He beats even you. Very prudent.

Reactions: Like 1


----------



## Gizmo

Wow silver, 3 of them. Nice gift that wow! I hope you enjoy it and to be honest I think they will be the perfect device for you!

Reactions: Thanks 1


----------



## shabbar

Awesome , im speechless . They look stunning

Congratulations

Reactions: Thanks 1


----------



## Silver

Cape vaping supplies said:


> Holy moly 3in1. you dont mess around. so all else will be retired!!they look awesome silver.Hope they will be your nirvana
> 
> Sent from my GT-I9500 using Tapatalk HD



Thanks @Cape vaping supplies - appreciate it - I also hope I will enjoy them as much as other Reonauts - time will tell


----------



## Silver

Matthee said:


> Awesome, most welcome to Reoville at last! Remember to register your household on ECF please. Put one of your spare o-rings in that gap between the RM2 and the catch cup - the black hides the gap nicely. Enjoy the rest of your birthday and your awesome Reos. Pray the rest of the stuff arrives speedily.



Thanks @Matthee - and it has to be put on record, my REO purchase was inspired by you sir!
I needed to go through the other gear first and enjoy the journey before I was "ready"
Thanks for all the help !

Reactions: Like 1 | Agree 1


----------



## Silver

Gizmo said:


> Wow silver, 3 of them. Nice gift that wow! I hope you enjoy it and to be honest I think they will be the perfect device for you!



Thanks @Gizmo - lets put them to the test and through the paces.
I am hoping I like them as much as other Reonauts - but I will take it slowly and enjoy finding out


----------



## Silver

BhavZ said:


> Congrats man! Happy Vaping!



Thanks @BhavZ - 
Don't worry - am still a hardened recoiled mPT2 fan.
even after I get the REOs working nicely - my mPT2s won't leave my vaping tray - I have become too attached to them -


----------



## Rob Fisher

Silver said:


> Thanks @BhavZ -
> Don't worry - am still a hardened recoiled mPT2 fan.
> even after I get the REOs working nicely - my mPT2s won't leave my vaping tray - I have become too attached to them -



Remember this statement Hi Ho!

Reactions: Agree 1


----------



## BhavZ

Silver said:


> Thanks @BhavZ -
> Don't worry - am still a hardened recoiled mPT2 fan.
> even after I get the REOs working nicely - my mPT2s won't leave my vaping tray - I have become too attached to them -


I must admit I was a little concerned there 

Hopefully someday we both will be part of the reo and mpt2-recoiled brotherhood

Reactions: Like 2


----------



## Spyker

Awesome gift! Enjoy your birthday!

Now I'm a little bit jealous..


----------



## devdev

Wow @Silver way to bring in your naughty forties!

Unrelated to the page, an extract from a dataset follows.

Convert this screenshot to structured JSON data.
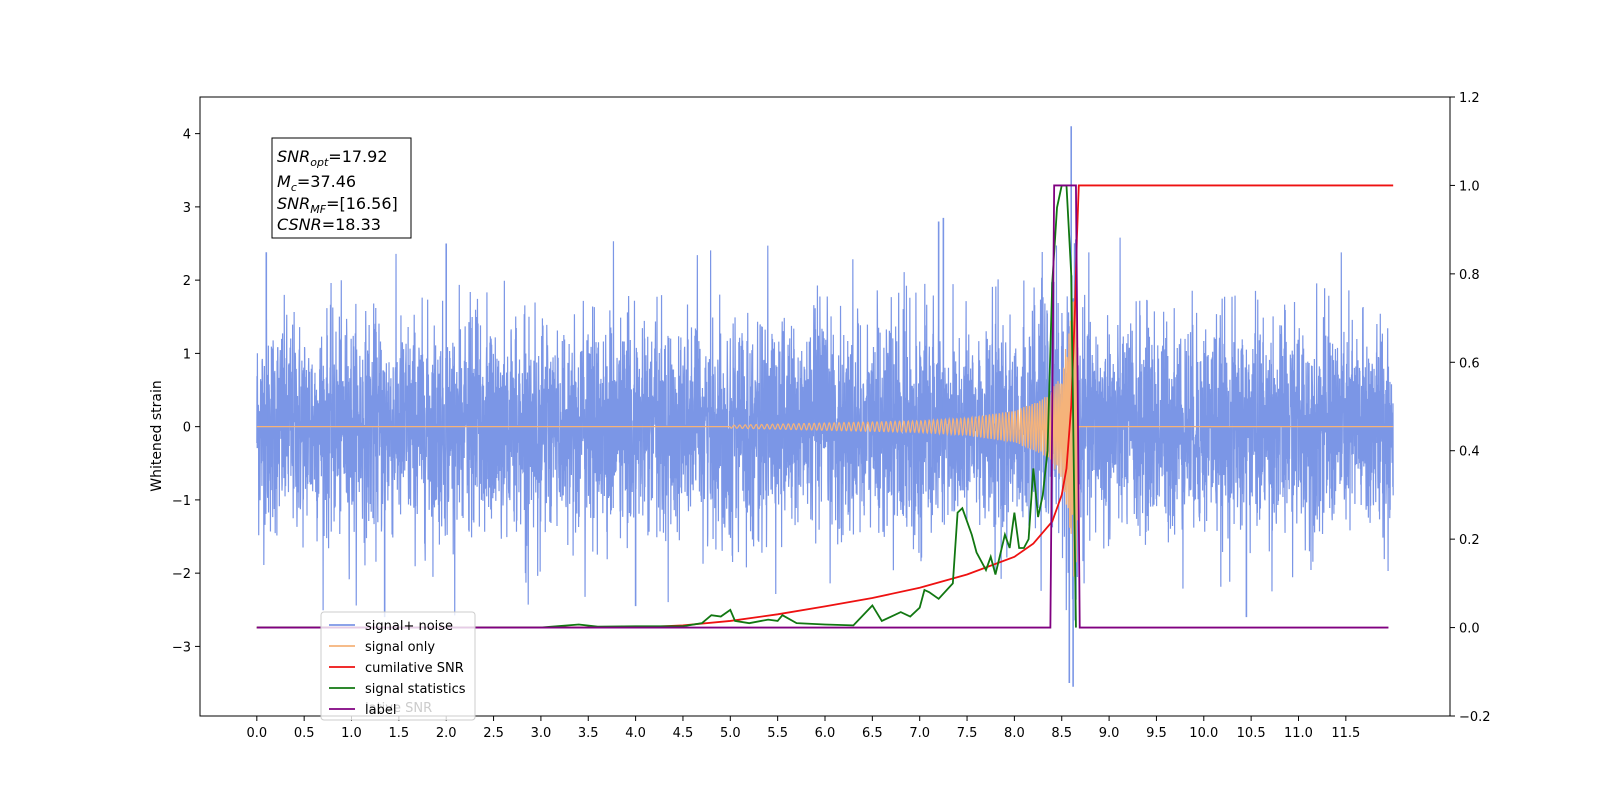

I love the matching colour schemes and getting three all at one time was a very smart move. Really looking forward to hearing your views on your new toys - I am expecting a brief thesis on the subject of Reos 

Mazel Tov!

Reactions: Like 2 | Funny 1


----------



## Silver

Thanks @devdev 

Am happy about it all. 

Will no doubt be observing the Reos very closely in the days and weeks ahead.


----------



## ET

congrats dude

Reactions: Thanks 1


----------



## TylerD

Silver said:


> Ok, say hi to the Silver REO family
> 
> View attachment 5015
> 
> 
> Back row - 2 REO Grands
> Front row - REO Mini
> 
> All in tumbled raw aluminium finish.
> 
> The amazing thing is they were delivered today - on my birthday!! Cannot believe the coincidence. What are the odds of that. What a lovely set of gifts to get.
> 
> One was a present to myself, one a present from my wife and the other a present from my mom. It is my 40th afterall
> 
> Spot what's missing!
> - 2 Reomizers
> - 2 Aluminium button covers
> 
> I discussed the matter with Rob overseas at Reosmods - and he is very sorry about what happened and is making a plan to get me the missing parts as soon as possible.
> 
> No, I haven't vaped on it yet, was just methodically going through all the spares and o-rings and parts, making sure it was all there.
> 
> I have to say that I am very impressed with the finish of these raw tumbled REOs. Pretty much perfect. And so light. The REO Mini is so cute and so cosy in the hand - like a stealth box mod.
> 
> More to follow over time...


They are here! Awesome stuff @Silver ! Looks great! Love the raw tumbled! 
So glad you got them. Sure we all waited patiently for this day to arrive.
Sure you going to love them.
Bummer not all your stuff arrived. That's just weird. Hope they get here very quick.


----------



## Silver

Thanks @TylerD!

I must admit it was a long process to me finally making up my mind. 
And you have been a massive help to me as well, letting me try your REOs and helping me to make the decision. 
It's weird, I probably spent more time thinking about this than many other "much larger more important things in life"

LOL

Couldnt wait to wake up this morning

But have decided to work until lunch time before I try set it up and have my first vape

Reactions: Like 2


----------



## Reinvanhardt

Three Silver Reos for Mister @Silver! Well done man! And very merry happy 40th for yesterday!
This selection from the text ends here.